YouTube kitlesinin büyüklüğü cezbedici! ABD’deki yetişkinlerin %85’inin kullandığı bir platformdan bahsediyoruz:

Ancak podcast endüstrisinin YouTube’un tüketicilerin hayatındaki rolünü temelde yanlış teşhis ettiğine ve platformdan elde edeceğimiz faydaları abarttığına inanıyorum.

YouTube’a yöneliyoruz ve ona başka bir dağıtım kanalı gibi davranıyoruz (Apple Podcasts, Spotify veya Pocket Casts gibi). İçerik oluşturucular daha fazla insanın içeriklerini keşfetmesini, reklamverenler ise daha iyi araçlar ve izleme istiyor.

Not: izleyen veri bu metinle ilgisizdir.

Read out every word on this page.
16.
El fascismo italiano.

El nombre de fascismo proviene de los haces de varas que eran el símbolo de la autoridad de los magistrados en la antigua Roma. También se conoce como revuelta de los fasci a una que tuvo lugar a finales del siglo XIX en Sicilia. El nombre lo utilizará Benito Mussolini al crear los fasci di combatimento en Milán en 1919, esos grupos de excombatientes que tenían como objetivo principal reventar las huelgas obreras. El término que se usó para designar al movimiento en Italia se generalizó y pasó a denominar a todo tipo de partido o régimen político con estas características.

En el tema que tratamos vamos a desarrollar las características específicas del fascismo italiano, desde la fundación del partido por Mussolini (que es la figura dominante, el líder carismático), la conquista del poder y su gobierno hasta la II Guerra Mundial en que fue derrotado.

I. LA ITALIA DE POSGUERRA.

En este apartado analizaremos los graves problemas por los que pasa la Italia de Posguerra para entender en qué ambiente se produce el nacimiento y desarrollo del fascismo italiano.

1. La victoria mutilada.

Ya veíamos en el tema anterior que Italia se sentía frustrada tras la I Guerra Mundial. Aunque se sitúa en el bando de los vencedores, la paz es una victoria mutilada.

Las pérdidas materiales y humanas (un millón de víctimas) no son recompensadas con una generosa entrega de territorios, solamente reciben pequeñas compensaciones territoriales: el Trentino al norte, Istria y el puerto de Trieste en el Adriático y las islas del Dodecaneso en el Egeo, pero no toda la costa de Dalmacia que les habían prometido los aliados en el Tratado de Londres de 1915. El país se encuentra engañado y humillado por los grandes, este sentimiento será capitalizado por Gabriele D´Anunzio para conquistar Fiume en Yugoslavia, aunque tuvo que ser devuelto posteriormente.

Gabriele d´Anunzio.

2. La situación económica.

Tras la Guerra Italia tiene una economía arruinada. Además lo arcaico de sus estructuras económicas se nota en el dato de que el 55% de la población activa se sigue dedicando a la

Gerçek ne mi? YouTube bir sektör olarak “podcasting”i önemsemiyor. YouTube için “podcast” sadece bir etiket, tüketicilerin tanıdığı kullanışlı bir anahtar kelime. “Komedi özel”, ‘nasıl yapılır videosu’, ‘belgesel’ ve ‘müzik videosu’ gibi diğer anahtar kelimelerin yanında yer alıyor.

Podcasting, YouTube’un geniş içerik imparatorluğunun sadece küçük bir dilimi haline geliyor.

YouTube dünyayı yutuyor

İnsanlar YouTube’un insanların hayatında kapladığı muazzam alanı hafife alıyor.

Çocuklar uyandıklarında ve öldürecek beş dakikaları olduğunda YouTube’a giriyorlar. İnsanlar uzun bir iş gününden sonra eve geldiklerinde “Netflix’teki şu diziyi izlesem mi?” diye düşündüklerinde genellikle “Hayır, YouTube’a gireceğim” diyorlar.

Giderek daha fazla insan TV izlemek için Youtube’u tercih ediyor (Netflix, kablolu haberler, Amazon Prime yerine):

Ayrıca insanlar giderek artan bir şekilde YouTube’u diğer medya türlerine tercih ediyor. Buna kitaplar, oyunlar ve evet, podcast’ler de dahil.

YouTube aynı zamanda muazzam bir toplayıcı. İnsanların orada bulabileceği tüm içerik türlerini düşünün:

  • Geleneksel TV içeriği
  • Tam uzunlukta stand-up komedi özel gösterimleri
  • Eksiksiz belgeseller
  • Kablolu haberler
  • Tam uzunlukta filmler
  • Spor
  • Konserler
  • Müzik videoları
  • Nasıl yapılır videoları
  • Podcast’ler

Podcast’lerin karşı karşıya olduğu şey bu.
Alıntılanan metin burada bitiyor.